In the same protocol using a preoperative image survey, reconstructed CT scans and MRI can be used to visualise the path of the bilateral extracranial vertebral artery, especially at the atlantoaxial complex where the normal horizontal vascular loop or aberrant vertebral artery ectasia may occur. These variant findings preclude the catastrophic complication during placement or maybe bypass to adjacent fixation. Moreover, the usage of spinous processes as a landmark for safe angulation of the lateral mass screws will not be appropriate in patients with spinal deformities or for patients who have previously undergone laminectomy with no spinal process in situ. Hence, these patients may be approached through Margel or Roy-Camille methods. The aim of this study might stress on bringing out an alternative to the standard skills.
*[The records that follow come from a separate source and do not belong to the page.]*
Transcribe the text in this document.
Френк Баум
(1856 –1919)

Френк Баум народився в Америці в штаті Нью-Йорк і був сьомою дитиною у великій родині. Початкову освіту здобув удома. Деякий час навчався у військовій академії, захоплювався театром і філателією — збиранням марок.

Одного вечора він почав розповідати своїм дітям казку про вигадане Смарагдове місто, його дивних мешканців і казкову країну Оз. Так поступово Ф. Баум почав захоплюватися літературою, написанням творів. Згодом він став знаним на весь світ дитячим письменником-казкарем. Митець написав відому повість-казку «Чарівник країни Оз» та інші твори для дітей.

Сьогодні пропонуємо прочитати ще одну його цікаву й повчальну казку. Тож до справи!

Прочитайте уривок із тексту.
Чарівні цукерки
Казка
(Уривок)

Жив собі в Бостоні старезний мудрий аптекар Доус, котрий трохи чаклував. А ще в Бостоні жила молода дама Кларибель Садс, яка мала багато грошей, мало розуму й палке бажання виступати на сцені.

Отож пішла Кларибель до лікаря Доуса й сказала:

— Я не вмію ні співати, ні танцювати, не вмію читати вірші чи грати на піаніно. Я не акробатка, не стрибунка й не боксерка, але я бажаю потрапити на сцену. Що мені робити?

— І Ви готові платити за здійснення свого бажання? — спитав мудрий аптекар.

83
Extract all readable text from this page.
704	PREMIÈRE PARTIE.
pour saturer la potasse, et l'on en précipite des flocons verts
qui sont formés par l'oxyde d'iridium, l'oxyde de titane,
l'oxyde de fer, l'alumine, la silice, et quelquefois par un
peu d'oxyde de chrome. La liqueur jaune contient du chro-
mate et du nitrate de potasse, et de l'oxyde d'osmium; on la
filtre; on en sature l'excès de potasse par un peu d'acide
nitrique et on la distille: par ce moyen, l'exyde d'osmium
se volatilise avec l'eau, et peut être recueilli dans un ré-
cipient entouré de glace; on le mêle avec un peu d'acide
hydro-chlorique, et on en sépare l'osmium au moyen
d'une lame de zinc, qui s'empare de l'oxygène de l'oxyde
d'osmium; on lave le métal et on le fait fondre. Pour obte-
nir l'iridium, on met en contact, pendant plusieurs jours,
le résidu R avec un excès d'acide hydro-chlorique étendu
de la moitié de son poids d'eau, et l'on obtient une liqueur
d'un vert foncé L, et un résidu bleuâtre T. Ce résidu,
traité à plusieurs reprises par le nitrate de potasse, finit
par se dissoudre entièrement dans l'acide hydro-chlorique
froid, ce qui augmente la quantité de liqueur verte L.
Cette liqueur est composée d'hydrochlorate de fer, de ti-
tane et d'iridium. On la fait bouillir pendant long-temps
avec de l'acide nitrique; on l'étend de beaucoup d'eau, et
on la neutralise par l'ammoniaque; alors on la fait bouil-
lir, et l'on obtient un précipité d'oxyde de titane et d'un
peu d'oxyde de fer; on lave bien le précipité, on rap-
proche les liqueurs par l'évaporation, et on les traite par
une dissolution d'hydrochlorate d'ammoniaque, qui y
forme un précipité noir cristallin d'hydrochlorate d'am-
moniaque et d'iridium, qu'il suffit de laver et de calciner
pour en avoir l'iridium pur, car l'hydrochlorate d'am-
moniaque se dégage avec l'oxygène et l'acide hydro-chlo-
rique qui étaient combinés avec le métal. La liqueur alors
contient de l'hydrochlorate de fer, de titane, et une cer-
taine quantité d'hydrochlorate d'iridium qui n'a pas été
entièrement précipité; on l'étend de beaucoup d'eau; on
Although the vertebral artery courses through each corresponding transverse foramen, two precautions must be taken to protect the vascular structure:  careful review of the vertebral artery by CT or MRI because the density or signal maybe too sluggish to be visualised; and  surgeons must look for abnormal trauma-related pseudoaneurysms or true obstruction of the vertebral artery. MRI is better for mural assessment of the vessel than CT. Postoperative images prove that our proposed method is an alternative to achieving safer cervical arthrodesis without violation of critical neurovascular structures. This image-guided practice offers spinal surgeons a fast, reliable, and reproducible option.